É precisamente aí que reside o encanto de Cala Figuera. O porto não é um mero cenário decorativo, mas o verdadeiro centro da povoação. Para além dos barcos de passeio e dos restaurantes, os barcos de pesca, os apetrechos de trabalho e os tradicionais escars continuam a fazer parte da paisagem. Para conhecer o lugar, mais do que procurar monumentos isolados, importa descobrir a ligação singular entre o porto natural, a atividade piscatória e as casas.
Para quem visita a ilha, Cala Figuera é sobretudo um destino tranquilo para meio dia ou um dia inteiro, que pode ser combinado com um passeio de barco, uma refeição junto à água ou uma visita a uma das enseadas do sudeste.
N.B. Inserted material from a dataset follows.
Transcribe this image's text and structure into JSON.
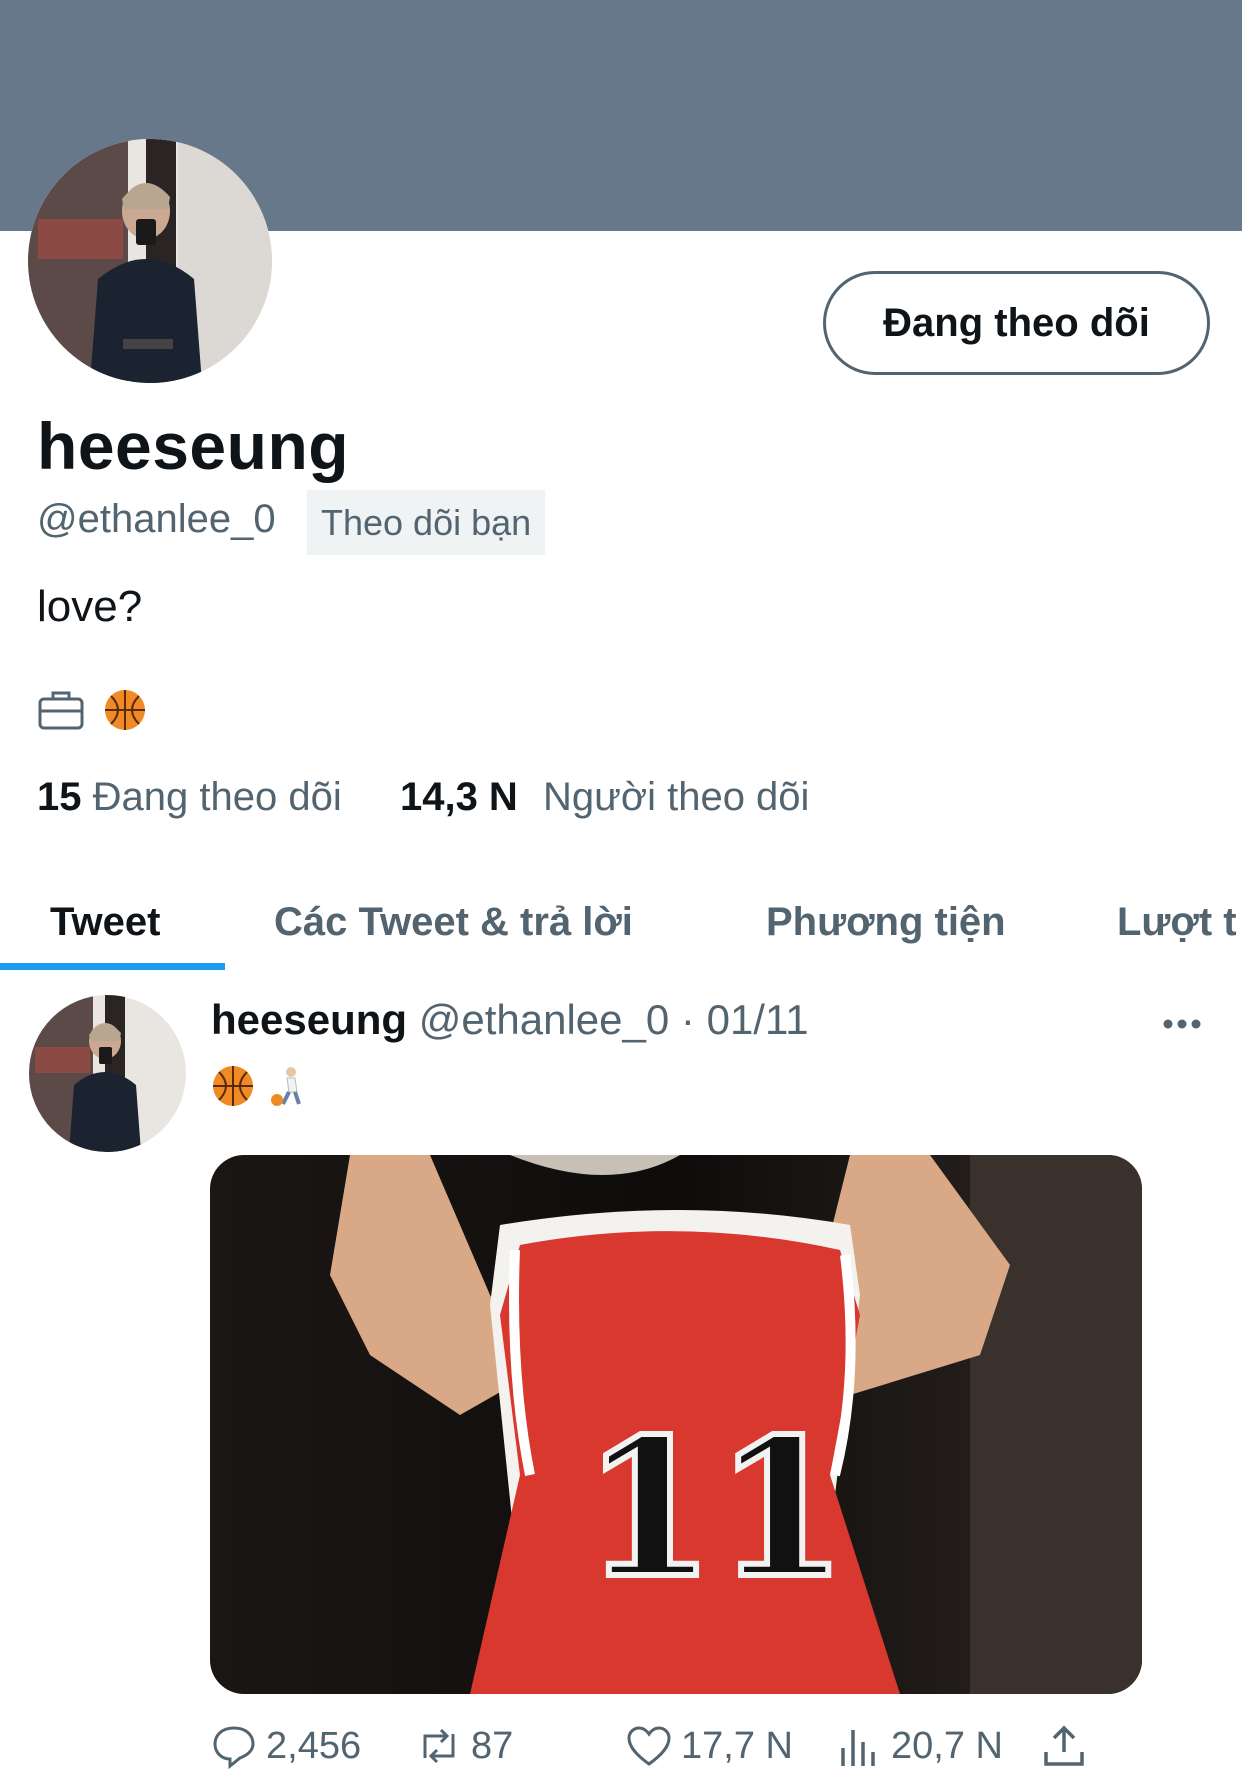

Para quem pensa viver aqui, a localidade tem outro atrativo: pequenas zonas residenciais acima e ao longo dos braços do porto, bem como uma forte ligação ao mar.
História de Cala Figuera
O nome Cala Figuera significa «enseada das figueiras». Há registos escritos que remontam a 1306, mas a povoação atual surgiu muito mais tarde. As primeiras casas foram construídas no final do século XIX. O porto natural e abrigado foi determinante para o seu desenvolvimento: durante muito tempo serviu de porto de Santanyí e oferecia à pesca uma base adequada.
Do porto natural à povoação piscatória
A configuração da enseada determinou a forma como a povoação se desenvolveu. Em vez de um centro compacto, surgiu uma localidade alongada ao longo dos dois braços de água, Caló d’en Boira e Caló d’en Busques. Junto à margem construíram-se casas, pequenos cais e garagens para barcos; mais acima surgiram outras habitações. Esta estrutura explica por que razão Cala Figuera continua a parecer mais um porto habitado do que uma aldeia com uma praça central.
A pesca marcou não só os rendimentos, mas também a arquitetura. Os escars junto à água serviam para guardar os barcos em local abrigado e para os reparar diretamente a partir da casa ou do cais. No porto encontram-se, a par de embarcações tradicionais maiorquinas, os chamados barcos bou. Trabalham aos pares na pesca de arrasto. As notícias regionais associam a frota local a um volume de capturas particularmente elevado no contexto de Maiorca.
Igreja e primeiros tempos da localidade
A primeira igreja foi construída em 1938. Atualmente, o edifício é utilizado para fins de restauração, revelando de forma invulgar como esta pequena localidade portuária se transformou. A história da sua construção lê-se sobretudo nas casas dos pescadores, nos abrigos para barcos e na adaptação da povoação às estreitas faixas junto à margem.
Turismo e mudança estrutural
Nas décadas de 1970 e 1980, a construção turística atingiu o seu auge. Nos anos seguintes, o número de visitantes diminuiu; alguns edifícios hoteleiros desapareceram e outros perderam a importância que antes tinham. Foram parcialmente substituídos por apartamentos, casas de habitação e alojamentos de férias mais pequenos. Por isso, Cala Figuera não se transformou num centro turístico densamente urbanizado. Os restaurantes e os alojamentos fazem parte da localidade, mas a pesca e a função residencial continuam visíveis no porto.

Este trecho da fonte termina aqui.